Making everything a learning experience

One of the first fears I had about embarking on the Home Schooling of my poor unsuspecting little girl was that I was going to somehow warp her mind and stunt her growth by not teaching her whatever it is they teach in school. After reading countless blogs and books and articles and well-meaning posts I'm a little more comfortable with the "world as a classroom".


Turns out, everything we as adults take for granted is brand-spanking new to the little monster. All of a sudden, every little errand becomes a field trip and every mundane chore a lesson. Now I'm not saying every day is a picnic or I've turned into a Duggar, I'm just saying I think I'm really going to like spending time with my daughter that doesn't revolve around taking turns on who gets to pick the TV show.


A comparison of Kindergarten Math (30 minutes)


In school: Lorelei would be given a worksheet of triangles and squares, something akin to "square, square, triangle, square, square, ______" what comes next? Lorelei walks away with a gold star and secure in the knowledge that she can keep up with the rest of the class.


At home: While making lasagna, we discuss what our favorite ingredients are, Lorelei mixes learns the names of and mixes three different kinds of cheese, pick our fresh herbs from the garden, and determine a pattern of Noodles, Cheese, Vegetables, Sauce. While the lasagna cooks, we go on a little nature walk, learn about mushroom, read street signs, identify and pick flowers and discuss her day at the baby sitter's. At the table we decide squash is better the zucchini because yellow is prettier than green but both are good because they are healthy vegetables.


Home: 1 - School: 0


Farewell from Bat Country

Tuesday, March 1, 2011

Because I can...

Hello world. Not that any one's reading this yet but you will. I suppose I'll start with introductions.


My name is Amanda and I have no idea how I got here. Scratch that, I have a very good idea as to how I got here but I can't remember sitting down and plotting out my course to end up here. In fact, I don't remember plotting any course. Yesterday I was ditching Spanish II to walk down to McD's and today I'm writing curriculum notes to home school my daughter.

That about sums it up I suppose. But for those of you who like a little more information. I am a single (okay divorced but I hate saying it) mom of an amazing little girl who some days I want to drop kick.
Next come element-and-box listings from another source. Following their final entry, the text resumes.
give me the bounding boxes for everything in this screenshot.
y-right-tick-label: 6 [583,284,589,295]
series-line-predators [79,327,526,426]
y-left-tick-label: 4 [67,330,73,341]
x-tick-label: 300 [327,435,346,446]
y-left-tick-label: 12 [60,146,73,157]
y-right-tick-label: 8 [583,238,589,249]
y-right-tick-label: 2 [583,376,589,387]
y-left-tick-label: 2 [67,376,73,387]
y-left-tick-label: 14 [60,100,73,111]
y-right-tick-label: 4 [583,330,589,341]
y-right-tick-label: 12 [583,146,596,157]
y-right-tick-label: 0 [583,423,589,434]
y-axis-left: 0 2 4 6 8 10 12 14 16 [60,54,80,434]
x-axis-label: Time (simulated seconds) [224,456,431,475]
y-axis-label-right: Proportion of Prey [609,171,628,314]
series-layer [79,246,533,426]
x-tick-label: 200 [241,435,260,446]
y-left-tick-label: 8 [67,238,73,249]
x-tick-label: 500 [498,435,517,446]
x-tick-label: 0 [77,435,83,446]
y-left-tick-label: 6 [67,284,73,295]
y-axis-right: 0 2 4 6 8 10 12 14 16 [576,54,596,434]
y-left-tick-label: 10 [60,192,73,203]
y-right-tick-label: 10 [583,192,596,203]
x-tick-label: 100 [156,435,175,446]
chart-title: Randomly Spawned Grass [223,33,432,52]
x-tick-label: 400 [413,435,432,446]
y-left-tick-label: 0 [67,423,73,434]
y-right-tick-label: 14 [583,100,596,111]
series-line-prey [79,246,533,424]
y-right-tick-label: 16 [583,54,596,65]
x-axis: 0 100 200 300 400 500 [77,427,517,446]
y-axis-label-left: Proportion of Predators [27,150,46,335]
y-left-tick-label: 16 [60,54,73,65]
I work too hard for a national TV network (don't want to say who because I'm not really sure about legality and such).


Why am I blogging? Because after weeks of searching I have yet to find a truly helpful resource in single-parenting, fully-employed home schooling. Then there's the strange yet hard-won lessons of living 40 years in the span of 25 (I get a lot done in a day). That and I love to write but don't have the attention span (or time) for the Great American Novel.

So the hope is to a get a little something started. Some insights from the front line on what it's like to raise, support and teach a child while investing in your body, mind, soul and career.

If I haven't scared you away yet, welcome to the Great American Experiment. The new generation of movers and shakers.